Robert Dreyfus of TomPaine.com smacks us in the face with a little reality about the recently forgotten war -- CIVIL WAR -- in Iraq:

This time, it’s the simmering battle between two Shiite paramilitary armies: the forces of the Badr Brigade, the 20,000-strong force controlled by the Iranian-supported Supreme Council for the Islamic Revolution in Iraq (SCIRI), and the Mahdi Army, the thousands-strong force that worships the fanatical Muqtada Al Sadr. The battle, which might flare into a Shiite-Shiite civil war in advance of the October 15 referendum on Iraq’s divisive, rigged constitution, could put the final nail in the coffin of the Bush administration’s Iraq policy.

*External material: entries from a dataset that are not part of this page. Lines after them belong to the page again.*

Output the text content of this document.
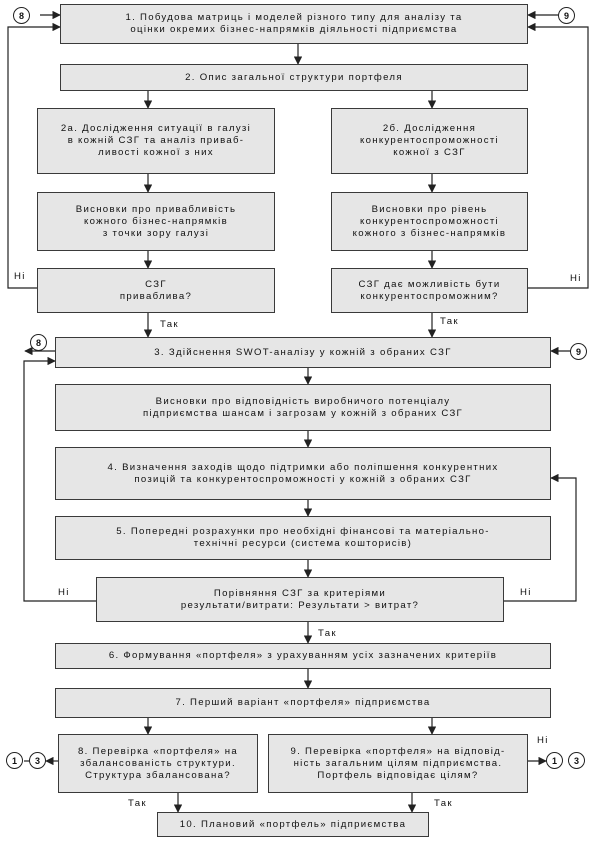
8	9
8
9
1	3	1	3
1. Побудова матриць і моделей різного типу для аналізу та
оцінки окремих бізнес-напрямків діяльності підприємства
2. Опис загальної структури портфеля
2а. Дослідження ситуації в галузі
в кожній СЗГ та аналіз приваб-
ливості кожної з них
2б. Дослідження
конкурентоспроможності
кожної з СЗГ
Висновки про привабливість
кожного бізнес-напрямків
з точки зору галузі
Висновки про рівень
конкурентоспроможності
кожного з бізнес-напрямків
СЗГ
приваблива?
СЗГ дає можливість бути
конкурентоспроможним?
3. Здійснення SWOT-аналізу у кожній з обраних СЗГ
Висновки про відповідність виробничого потенціалу
підприємства шансам і загрозам у кожній з обраних СЗГ
4. Визначення заходів щодо підтримки або поліпшення конкурентних
позицій та конкурентоспроможності у кожній з обраних СЗГ
5. Попередні розрахунки про необхідні фінансові та матеріально-
технічні ресурси (система кошторисів)
Порівняння СЗГ за критеріями
результати/витрати: Результати > витрат?
6. Формування «портфеля» з урахуванням усіх зазначених критеріїв
7. Перший варіант «портфеля» підприємства
8. Перевірка «портфеля» на
збалансованість структури.
Структура збалансована?
9. Перевірка «портфеля» на відповід-
ність загальним цілям підприємства.
Портфель відповідає цілям?
10. Плановий «портфель» підприємства
Ні	Ні
Так	Так
Ні	Ні
Так
Ні
Так	Так
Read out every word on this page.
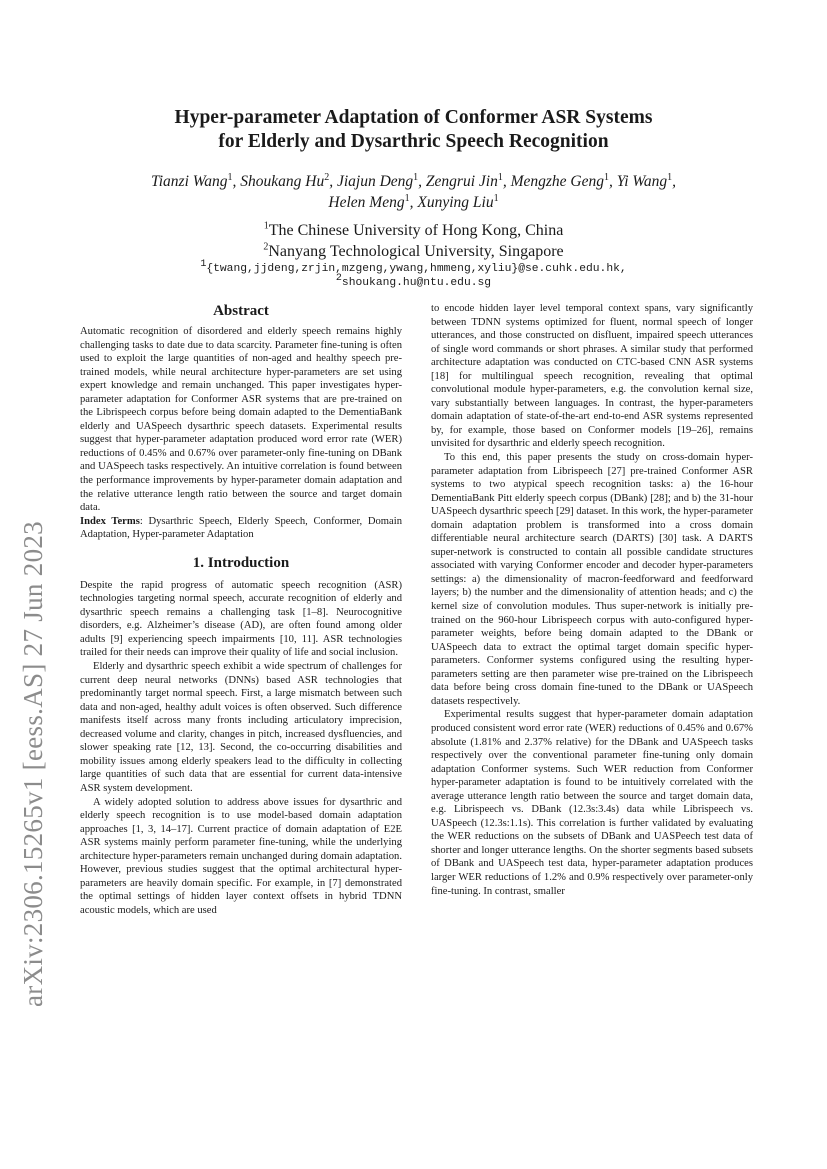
arXiv:2306.15265v1 [eess.AS] 27 Jun 2023
Hyper-parameter Adaptation of Conformer ASR Systems
for Elderly and Dysarthric Speech Recognition
Tianzi Wang$^1$, Shoukang Hu$^2$, Jiajun Deng$^1$, Zengrui Jin$^1$, Mengzhe Geng$^1$, Yi Wang$^1$,
Helen Meng$^1$, Xunying Liu$^1$
$^1$The Chinese University of Hong Kong, China
$^2$Nanyang Technological University, Singapore
$^1${twang,jjdeng,zrjin,mzgeng,ywang,hmmeng,xyliu}@se.cuhk.edu.hk,
$^2$shoukang.hu@ntu.edu.sg
Abstract

Automatic recognition of disordered and elderly speech remains highly challenging tasks to date due to data scarcity. Parameter fine-tuning is often used to exploit the large quantities of non-aged and healthy speech pre-trained models, while neural architecture hyper-parameters are set using expert knowledge and remain unchanged. This paper investigates hyper-parameter adaptation for Conformer ASR systems that are pre-trained on the Librispeech corpus before being domain adapted to the DementiaBank elderly and UASpeech dysarthric speech datasets. Experimental results suggest that hyper-parameter adaptation produced word error rate (WER) reductions of 0.45% and 0.67% over parameter-only fine-tuning on DBank and UASpeech tasks respectively. An intuitive correlation is found between the performance improvements by hyper-parameter domain adaptation and the relative utterance length ratio between the source and target domain data.

Index Terms: Dysarthric Speech, Elderly Speech, Conformer, Domain Adaptation, Hyper-parameter Adaptation

1. Introduction

Despite the rapid progress of automatic speech recognition (ASR) technologies targeting normal speech, accurate recognition of elderly and dysarthric speech remains a challenging task [1–8]. Neurocognitive disorders, e.g. Alzheimer’s disease (AD), are often found among older adults [9] experiencing speech impairments [10, 11]. ASR technologies trailed for their needs can improve their quality of life and social inclusion.

Elderly and dysarthric speech exhibit a wide spectrum of challenges for current deep neural networks (DNNs) based ASR technologies that predominantly target normal speech. First, a large mismatch between such data and non-aged, healthy adult voices is often observed. Such difference manifests itself across many fronts including articulatory imprecision, decreased volume and clarity, changes in pitch, increased dysfluencies, and slower speaking rate [12, 13]. Second, the co-occurring disabilities and mobility issues among elderly speakers lead to the difficulty in collecting large quantities of such data that are essential for current data-intensive ASR system development.

A widely adopted solution to address above issues for dysarthric and elderly speech recognition is to use model-based domain adaptation approaches [1, 3, 14–17]. Current practice of domain adaptation of E2E ASR systems mainly perform parameter fine-tuning, while the underlying architecture hyper-parameters remain unchanged during domain adaptation. However, previous studies suggest that the optimal architectural hyper-parameters are heavily domain specific. For example, in [7] demonstrated the optimal settings of hidden layer context offsets in hybrid TDNN acoustic models, which are used

to encode hidden layer level temporal context spans, vary significantly between TDNN systems optimized for fluent, normal speech of longer utterances, and those constructed on disfluent, impaired speech utterances of single word commands or short phrases. A similar study that performed architecture adaptation was conducted on CTC-based CNN ASR systems [18] for multilingual speech recognition, revealing that optimal convolutional module hyper-parameters, e.g. the convolution kernal size, vary substantially between languages. In contrast, the hyper-parameters domain adaptation of state-of-the-art end-to-end ASR systems represented by, for example, those based on Conformer models [19–26], remains unvisited for dysarthric and elderly speech recognition.

To this end, this paper presents the study on cross-domain hyper-parameter adaptation from Librispeech [27] pre-trained Conformer ASR systems to two atypical speech recognition tasks: a) the 16-hour DementiaBank Pitt elderly speech corpus (DBank) [28]; and b) the 31-hour UASpeech dysarthric speech [29] dataset. In this work, the hyper-parameter domain adaptation problem is transformed into a cross domain differentiable neural architecture search (DARTS) [30] task. A DARTS super-network is constructed to contain all possible candidate structures associated with varying Conformer encoder and decoder hyper-parameters settings: a) the dimensionality of macron-feedforward and feedforward layers; b) the number and the dimensionality of attention heads; and c) the kernel size of convolution modules. Thus super-network is initially pre-trained on the 960-hour Librispeech corpus with auto-configured hyper-parameter weights, before being domain adapted to the DBank or UASpeech data to extract the optimal target domain specific hyper-parameters. Conformer systems configured using the resulting hyper-parameters setting are then parameter wise pre-trained on the Librispeech data before being cross domain fine-tuned to the DBank or UASpeech datasets respectively.

Experimental results suggest that hyper-parameter domain adaptation produced consistent word error rate (WER) reductions of 0.45% and 0.67% absolute (1.81% and 2.37% relative) for the DBank and UASpeech tasks respectively over the conventional parameter fine-tuning only domain adaptation Conformer systems. Such WER reduction from Conformer hyper-parameter adaptation is found to be intuitively correlated with the average utterance length ratio between the source and target domain data, e.g. Librispeech vs. DBank (12.3s:3.4s) data while Librispeech vs. UASpeech (12.3s:1.1s). This correlation is further validated by evaluating the WER reductions on the subsets of DBank and UASPeech test data of shorter and longer utterance lengths. On the shorter segments based subsets of DBank and UASpeech test data, hyper-parameter adaptation produces larger WER reductions of 1.2% and 0.9% respectively over parameter-only fine-tuning. In contrast, smaller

It shouldn’t be a news flash that neither one of these Shiite forces is led by “good guys.” It’s a mafia-style war between two descendants of Iraq’s leading ayatollah-led families, the Sadrs and the Hakims, who don’t exactly express affection for each other. Beginning in the 1950s, with the overthrow of the king of Iraq in 1958, the Sadr and Hakim clans mobilized Iraq’s Shiites in a struggle against Iraqi nationalists, the Baath Party, and the communists. It was then that the Sadr-Hakim mafia founded Al Dawa, the militant, terrorist-included theocratic party which still exists, out of which Prime Minister Jaafari emerged. In more recent years, the Sadr faction and the Hakim faction became like Hatfields and McCoys, feuding—with guns.

When I was in college, I had a particularly brilliant political science professor, Dr. Cheryl Wilf, who, during the lead-up to the first Gulf War predicted this outcome almost to the word. She was wrong only in that it happened in this time around and not the first pass. So how did such a bloodsoaked debacle occur without the Bushies or their parrots in the press predicting it? Sorry. Loaded question with obvious answers.

Now it's a full-blown Civil War with named armies and no end in sight. We can be pretty sure that the Iraqi votes are rigged by American intelligence operatives. The constitutional process is mockery. And there are still delusional people in this country who believe what we're doing is the right thing to do. What needs to happen to get us out of there? The Center for American Progress has released an admirable redeployment strategy which will probably be ignored by the Democrats.

It's a disgrace -- one which historians, filmmakers, and future generations will study as one of many black (or blood red) marks on the American record.